“My dear Mr. Holland!” she mocked him, “you must do as I tell you if you are going to help me at all.”
“I’ll certainly carry out your wishes,” he said, “but it is a weighty lot of money to give away.”
“It is a weighter lot of money to keep,” she said quietly. “There is another favour I ask—you must not write that I am the donor. You can describe me as a society woman, a retired trades-woman, or as anything you like, except as an actress, and of course my name must not even be hinted. Will you do this?”
He nodded.
“I have them here,” she said. “I kept them at the hotel and had them sent down to me by special messenger yesterday. And now that that business is over, come inside and lunch.”
It was very dear to have her leaning on his arm; her dependence thrilled him. He wanted to take her up in his arms and carry her through that sweet-smelling place, slowly and with dignity, as nurses carry sleeping babies. He wondered what she would think and say, if she guessed his thoughts. It made him hot to consider the possibility for a second.
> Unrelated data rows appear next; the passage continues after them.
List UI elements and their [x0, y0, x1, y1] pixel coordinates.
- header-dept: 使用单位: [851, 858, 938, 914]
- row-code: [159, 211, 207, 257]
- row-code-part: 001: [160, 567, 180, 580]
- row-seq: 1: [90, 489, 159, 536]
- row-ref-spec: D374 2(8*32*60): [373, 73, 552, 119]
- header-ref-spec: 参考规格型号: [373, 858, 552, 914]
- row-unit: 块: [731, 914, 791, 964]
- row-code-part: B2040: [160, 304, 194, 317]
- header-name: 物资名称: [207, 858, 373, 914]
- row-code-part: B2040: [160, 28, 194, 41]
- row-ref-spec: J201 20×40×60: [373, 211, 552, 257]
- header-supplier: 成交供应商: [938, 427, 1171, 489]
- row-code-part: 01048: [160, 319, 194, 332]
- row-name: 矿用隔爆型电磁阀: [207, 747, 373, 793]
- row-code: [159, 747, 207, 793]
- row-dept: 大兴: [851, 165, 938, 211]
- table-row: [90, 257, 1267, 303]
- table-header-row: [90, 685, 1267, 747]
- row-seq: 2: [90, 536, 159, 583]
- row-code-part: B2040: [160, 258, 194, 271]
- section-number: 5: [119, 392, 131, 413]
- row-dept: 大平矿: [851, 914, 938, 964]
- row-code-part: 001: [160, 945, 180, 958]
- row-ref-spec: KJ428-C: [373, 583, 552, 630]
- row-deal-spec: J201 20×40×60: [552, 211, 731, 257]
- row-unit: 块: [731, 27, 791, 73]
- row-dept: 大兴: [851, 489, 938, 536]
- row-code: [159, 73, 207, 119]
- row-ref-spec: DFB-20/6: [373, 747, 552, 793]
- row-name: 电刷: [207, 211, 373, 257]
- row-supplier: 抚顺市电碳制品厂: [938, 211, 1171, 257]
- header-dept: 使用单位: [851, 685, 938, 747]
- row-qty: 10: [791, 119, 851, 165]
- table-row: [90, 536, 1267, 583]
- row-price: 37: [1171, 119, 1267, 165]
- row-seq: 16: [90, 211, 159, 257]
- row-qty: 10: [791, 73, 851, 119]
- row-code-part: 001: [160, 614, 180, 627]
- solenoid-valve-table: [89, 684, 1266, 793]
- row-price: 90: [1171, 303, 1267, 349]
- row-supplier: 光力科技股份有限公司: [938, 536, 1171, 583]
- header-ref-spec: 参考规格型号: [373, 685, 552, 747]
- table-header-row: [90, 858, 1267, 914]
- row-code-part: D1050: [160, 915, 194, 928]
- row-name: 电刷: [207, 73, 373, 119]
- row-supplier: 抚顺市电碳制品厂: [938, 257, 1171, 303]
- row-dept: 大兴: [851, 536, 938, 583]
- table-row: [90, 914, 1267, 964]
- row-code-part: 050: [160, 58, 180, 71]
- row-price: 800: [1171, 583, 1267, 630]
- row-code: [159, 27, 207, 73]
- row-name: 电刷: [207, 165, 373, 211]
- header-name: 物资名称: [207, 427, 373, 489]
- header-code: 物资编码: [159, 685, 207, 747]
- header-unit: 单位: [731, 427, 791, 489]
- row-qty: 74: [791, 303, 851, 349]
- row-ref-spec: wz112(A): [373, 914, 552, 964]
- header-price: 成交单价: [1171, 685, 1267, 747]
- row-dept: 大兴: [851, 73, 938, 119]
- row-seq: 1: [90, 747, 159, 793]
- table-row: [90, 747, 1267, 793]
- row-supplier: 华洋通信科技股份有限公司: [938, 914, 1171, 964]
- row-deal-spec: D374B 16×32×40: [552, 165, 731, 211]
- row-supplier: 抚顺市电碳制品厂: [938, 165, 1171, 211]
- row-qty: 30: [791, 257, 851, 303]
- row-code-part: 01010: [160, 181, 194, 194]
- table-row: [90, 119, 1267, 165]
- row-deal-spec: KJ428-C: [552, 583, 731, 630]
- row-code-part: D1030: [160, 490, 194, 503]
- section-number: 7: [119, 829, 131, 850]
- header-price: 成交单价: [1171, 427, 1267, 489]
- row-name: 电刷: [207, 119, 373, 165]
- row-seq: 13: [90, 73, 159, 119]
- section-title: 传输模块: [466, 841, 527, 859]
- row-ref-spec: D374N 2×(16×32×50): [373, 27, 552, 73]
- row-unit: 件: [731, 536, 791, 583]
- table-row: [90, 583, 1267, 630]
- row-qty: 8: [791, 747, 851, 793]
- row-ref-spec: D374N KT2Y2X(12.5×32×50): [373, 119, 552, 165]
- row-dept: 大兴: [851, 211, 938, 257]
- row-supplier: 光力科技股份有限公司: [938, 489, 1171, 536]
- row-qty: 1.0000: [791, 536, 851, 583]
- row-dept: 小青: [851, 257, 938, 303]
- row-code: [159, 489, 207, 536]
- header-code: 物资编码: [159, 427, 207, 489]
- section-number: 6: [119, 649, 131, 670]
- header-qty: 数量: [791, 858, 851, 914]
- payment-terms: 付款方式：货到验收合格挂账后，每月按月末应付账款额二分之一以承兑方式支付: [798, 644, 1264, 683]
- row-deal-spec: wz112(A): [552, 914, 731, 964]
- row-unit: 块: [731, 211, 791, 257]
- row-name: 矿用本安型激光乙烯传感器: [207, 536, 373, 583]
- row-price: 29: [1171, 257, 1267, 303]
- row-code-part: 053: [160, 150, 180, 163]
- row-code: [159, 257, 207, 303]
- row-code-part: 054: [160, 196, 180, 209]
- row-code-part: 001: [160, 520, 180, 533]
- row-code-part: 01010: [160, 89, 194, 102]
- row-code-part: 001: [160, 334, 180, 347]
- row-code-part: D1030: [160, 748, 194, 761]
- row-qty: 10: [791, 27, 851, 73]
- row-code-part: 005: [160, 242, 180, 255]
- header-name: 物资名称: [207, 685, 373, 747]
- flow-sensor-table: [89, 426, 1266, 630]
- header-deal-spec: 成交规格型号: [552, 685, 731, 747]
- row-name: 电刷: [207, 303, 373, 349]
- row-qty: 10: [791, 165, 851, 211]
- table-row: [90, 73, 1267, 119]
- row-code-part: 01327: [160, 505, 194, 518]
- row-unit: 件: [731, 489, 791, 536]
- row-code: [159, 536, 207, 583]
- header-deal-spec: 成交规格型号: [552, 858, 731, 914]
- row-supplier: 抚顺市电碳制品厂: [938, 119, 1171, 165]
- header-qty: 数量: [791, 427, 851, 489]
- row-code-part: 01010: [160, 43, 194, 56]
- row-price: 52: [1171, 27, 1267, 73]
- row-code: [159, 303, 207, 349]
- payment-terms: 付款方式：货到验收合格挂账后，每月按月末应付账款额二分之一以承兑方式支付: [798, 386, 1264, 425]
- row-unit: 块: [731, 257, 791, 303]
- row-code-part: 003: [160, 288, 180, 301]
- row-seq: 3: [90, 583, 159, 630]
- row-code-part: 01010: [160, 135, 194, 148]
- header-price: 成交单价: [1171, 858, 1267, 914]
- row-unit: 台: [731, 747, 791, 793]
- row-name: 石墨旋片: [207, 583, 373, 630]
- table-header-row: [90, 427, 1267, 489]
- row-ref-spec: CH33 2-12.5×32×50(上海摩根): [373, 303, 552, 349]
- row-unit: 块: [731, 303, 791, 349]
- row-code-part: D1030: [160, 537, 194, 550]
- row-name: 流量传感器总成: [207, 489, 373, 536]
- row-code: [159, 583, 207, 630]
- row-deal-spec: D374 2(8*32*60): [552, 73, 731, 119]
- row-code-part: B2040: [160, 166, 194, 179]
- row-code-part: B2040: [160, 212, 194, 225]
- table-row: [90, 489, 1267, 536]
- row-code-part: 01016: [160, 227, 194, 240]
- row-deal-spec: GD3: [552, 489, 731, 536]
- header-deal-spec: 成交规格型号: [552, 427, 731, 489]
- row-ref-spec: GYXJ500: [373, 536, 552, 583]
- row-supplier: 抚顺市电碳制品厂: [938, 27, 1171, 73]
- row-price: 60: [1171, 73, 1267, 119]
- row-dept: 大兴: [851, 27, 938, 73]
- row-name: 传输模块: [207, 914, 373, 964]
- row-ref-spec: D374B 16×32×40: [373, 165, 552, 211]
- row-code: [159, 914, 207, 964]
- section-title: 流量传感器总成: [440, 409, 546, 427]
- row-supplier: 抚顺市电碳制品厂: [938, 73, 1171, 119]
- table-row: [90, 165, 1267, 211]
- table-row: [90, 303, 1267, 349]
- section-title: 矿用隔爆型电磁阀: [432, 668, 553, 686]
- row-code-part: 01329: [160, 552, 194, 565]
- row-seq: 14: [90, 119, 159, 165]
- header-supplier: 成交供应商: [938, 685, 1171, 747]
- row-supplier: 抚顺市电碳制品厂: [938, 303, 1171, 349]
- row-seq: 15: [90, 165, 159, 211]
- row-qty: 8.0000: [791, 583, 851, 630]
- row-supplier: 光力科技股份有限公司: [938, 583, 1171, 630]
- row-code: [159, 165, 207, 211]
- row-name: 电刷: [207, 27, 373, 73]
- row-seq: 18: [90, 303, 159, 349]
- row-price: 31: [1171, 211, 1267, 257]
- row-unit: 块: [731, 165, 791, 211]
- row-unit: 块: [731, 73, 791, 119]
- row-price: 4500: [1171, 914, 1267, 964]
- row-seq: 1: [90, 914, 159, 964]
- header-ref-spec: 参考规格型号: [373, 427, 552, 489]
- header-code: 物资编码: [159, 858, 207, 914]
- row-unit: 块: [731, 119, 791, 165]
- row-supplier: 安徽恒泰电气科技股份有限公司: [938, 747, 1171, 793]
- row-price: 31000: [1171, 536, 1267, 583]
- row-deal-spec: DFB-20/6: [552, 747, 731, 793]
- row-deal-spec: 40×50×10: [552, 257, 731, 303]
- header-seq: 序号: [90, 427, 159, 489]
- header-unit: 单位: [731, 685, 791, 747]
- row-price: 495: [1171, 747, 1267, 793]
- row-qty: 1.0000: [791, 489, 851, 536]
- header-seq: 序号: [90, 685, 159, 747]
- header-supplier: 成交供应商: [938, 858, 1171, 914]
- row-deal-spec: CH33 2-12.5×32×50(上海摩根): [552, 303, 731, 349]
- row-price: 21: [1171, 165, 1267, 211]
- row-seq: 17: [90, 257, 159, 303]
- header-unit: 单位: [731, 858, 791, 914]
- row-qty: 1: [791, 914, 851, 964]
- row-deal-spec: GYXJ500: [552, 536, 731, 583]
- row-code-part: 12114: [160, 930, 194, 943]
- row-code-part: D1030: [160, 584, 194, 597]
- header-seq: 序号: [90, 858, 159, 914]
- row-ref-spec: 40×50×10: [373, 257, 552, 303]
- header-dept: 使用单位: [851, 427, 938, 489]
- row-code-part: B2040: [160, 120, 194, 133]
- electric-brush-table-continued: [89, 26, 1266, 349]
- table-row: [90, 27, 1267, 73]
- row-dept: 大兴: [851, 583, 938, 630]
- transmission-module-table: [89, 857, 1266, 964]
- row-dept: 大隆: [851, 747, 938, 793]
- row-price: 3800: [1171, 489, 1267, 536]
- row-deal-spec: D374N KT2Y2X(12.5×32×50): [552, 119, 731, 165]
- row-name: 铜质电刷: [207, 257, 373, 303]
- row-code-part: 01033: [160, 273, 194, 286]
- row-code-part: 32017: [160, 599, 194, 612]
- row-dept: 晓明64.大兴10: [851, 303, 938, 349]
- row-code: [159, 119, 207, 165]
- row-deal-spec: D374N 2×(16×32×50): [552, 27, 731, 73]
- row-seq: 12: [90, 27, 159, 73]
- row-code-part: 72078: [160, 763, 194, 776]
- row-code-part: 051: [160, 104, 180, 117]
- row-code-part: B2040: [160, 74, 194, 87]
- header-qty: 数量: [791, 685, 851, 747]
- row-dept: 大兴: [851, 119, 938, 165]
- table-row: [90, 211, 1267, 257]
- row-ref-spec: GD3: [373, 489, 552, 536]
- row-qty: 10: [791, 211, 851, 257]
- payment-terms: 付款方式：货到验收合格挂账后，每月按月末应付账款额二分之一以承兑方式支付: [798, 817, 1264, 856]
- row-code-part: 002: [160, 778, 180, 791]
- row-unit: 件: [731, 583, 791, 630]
She did not go direct to the house, but took him through a sunken patch hidden by low bushes, and he stopped and admired, for here a master hand had laid out a Chinese garden with tiny bridges and dwarf trees and great clumps of waxen rock flowers that harboured a faint and delicate scent, a hint of which came up to him.
“You were thinking of carrying me,” she said, apropros of nothing.
Tab went a fiery red.
“But for the proprieties, I should like it. Do you like babies, Mr. Tab?”